Bank of India Eyes Stronger Corporate Credit Growth in H2, NIM Likely Bottomed Out
India’s largest lender by assets, Bank of India, is gearing up for a sharp rebound in corporate credit growth in the coming quarters, even after a slowdown in Q1 earnings.
According to Rajneesh Karnatak, Managing Director and Chief Executive Officer of Bank of India, the lender’s robust credit pipeline and loan sanctions at the last stage have bolstered his confidence.
The public sector bank’s corporate loan book grew over 4% on-year to Rs 2.37 lakh crore in the June quarter, driven by competitive market rates from AAA-rated borrowers and the bank’s conscious decision not to lower lending rates to preserve margins.
However, Karnatak attributed the growth to the credit pipeline, which remains healthy, with strong traction from sectors such as data centres, electric vehicles, and green finance.
He expects a pick-up in investment activity from September and a resolution on the bank’s exposure to MTNL, a stressed state-owned telecom company, within the next three to six months.
The bank’s global loan growth target for the current financial year remains at 12–13% and global deposits at 10–11% on-year, with retail, MSME, and agriculture continuing to be important growth segments.
On the retail side, the bank is focusing heavily on secured lending, particularly housing loans and loans against property, with a strong focus on salaried-class housing loans and LAP, where asset quality is better.

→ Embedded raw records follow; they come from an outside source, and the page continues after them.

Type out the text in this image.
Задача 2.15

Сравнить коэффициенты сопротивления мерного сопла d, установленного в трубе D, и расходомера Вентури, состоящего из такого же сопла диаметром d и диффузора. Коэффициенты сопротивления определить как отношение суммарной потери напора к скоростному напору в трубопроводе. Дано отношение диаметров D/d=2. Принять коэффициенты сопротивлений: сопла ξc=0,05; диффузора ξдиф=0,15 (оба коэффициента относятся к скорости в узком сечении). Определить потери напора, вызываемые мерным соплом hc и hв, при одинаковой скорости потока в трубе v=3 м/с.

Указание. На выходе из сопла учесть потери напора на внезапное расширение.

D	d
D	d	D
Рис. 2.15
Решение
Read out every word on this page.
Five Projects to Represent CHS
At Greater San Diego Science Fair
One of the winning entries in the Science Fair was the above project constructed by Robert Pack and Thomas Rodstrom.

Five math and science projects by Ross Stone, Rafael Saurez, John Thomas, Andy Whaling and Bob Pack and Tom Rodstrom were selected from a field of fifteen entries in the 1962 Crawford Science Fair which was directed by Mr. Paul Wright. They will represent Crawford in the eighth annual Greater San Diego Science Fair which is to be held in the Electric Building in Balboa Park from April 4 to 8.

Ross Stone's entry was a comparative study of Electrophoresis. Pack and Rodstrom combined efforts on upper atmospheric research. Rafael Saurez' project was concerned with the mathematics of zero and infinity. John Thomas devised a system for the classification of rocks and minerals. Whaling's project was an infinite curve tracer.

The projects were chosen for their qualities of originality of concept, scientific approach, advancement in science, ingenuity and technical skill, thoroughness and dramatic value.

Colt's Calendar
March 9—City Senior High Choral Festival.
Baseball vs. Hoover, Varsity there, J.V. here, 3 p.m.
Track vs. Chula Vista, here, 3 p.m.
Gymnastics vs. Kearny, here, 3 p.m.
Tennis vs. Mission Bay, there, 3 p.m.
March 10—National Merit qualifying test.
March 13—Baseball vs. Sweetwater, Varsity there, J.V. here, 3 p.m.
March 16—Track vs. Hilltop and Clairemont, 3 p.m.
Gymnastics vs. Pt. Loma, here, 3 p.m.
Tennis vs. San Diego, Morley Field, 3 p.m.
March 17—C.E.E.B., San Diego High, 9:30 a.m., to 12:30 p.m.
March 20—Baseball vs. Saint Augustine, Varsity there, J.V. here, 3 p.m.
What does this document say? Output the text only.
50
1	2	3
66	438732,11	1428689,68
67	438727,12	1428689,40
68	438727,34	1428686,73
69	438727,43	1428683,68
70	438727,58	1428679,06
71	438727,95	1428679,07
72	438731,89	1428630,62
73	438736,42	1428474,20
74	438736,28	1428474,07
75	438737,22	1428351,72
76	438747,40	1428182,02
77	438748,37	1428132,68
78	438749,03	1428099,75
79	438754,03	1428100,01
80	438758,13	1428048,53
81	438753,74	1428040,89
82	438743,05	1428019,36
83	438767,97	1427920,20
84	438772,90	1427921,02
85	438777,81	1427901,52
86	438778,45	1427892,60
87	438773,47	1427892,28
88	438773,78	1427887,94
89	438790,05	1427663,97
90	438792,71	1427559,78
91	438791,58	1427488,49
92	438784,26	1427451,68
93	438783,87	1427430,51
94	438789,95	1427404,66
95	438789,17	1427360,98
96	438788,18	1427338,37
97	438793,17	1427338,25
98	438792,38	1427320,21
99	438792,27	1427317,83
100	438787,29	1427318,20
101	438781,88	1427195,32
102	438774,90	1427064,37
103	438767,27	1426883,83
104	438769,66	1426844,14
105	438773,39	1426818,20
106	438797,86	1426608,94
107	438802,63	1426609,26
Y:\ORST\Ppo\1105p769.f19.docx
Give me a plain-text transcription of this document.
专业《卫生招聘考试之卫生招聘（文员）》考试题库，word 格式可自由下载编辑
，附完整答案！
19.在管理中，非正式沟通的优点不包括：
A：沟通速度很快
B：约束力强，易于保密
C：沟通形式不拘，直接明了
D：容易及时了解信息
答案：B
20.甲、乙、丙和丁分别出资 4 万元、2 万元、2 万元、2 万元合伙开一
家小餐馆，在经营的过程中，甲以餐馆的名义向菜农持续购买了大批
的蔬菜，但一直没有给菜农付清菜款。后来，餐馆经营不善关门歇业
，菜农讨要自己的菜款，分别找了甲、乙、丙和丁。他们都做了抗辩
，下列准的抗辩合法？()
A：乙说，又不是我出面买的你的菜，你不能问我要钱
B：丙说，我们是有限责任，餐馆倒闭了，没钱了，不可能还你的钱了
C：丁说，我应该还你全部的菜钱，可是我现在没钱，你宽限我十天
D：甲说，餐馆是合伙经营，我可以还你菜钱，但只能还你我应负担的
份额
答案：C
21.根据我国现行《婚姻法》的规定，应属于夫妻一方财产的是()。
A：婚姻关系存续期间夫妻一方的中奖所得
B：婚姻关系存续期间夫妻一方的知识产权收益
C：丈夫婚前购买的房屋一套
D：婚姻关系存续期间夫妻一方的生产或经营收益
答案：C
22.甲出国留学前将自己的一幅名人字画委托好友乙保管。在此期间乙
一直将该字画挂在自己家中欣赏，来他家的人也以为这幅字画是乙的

In terms of asset quality, the bank reported some pressure in the agriculture and MSME segments, with slippages of around Rs 1,000 crore in Q1. However, Karnatak expects the numbers to be more controlled in the coming quarters.
On margins, the bank believes it has reached the bottom, with the global net interest margin standing at 2.55% as of June-end, down from 2.61% a quarter ago. The decline was due in part to the bank’s international portfolio, where margins are structurally lower, and also due to the swift transmission of repo rate cuts on the loan side.
However, Karnatak expects the NIM to improve from Q3 onwards, driven by the bank’s efforts to reduce deposit rates and the Reserve Bank of India’s recent decision to reduce the cash reserve ratio, which is expected to release around Rs 8,000–9,000 crore for the bank starting September.
The bank does not foresee any further repo rate cuts and is aligning its rate strategy accordingly. A recent savings deposit rate cut from 2.75% to 2.5%, impacting over Rs 2 lakh crore in balances, is expected to help lower the cost of funds.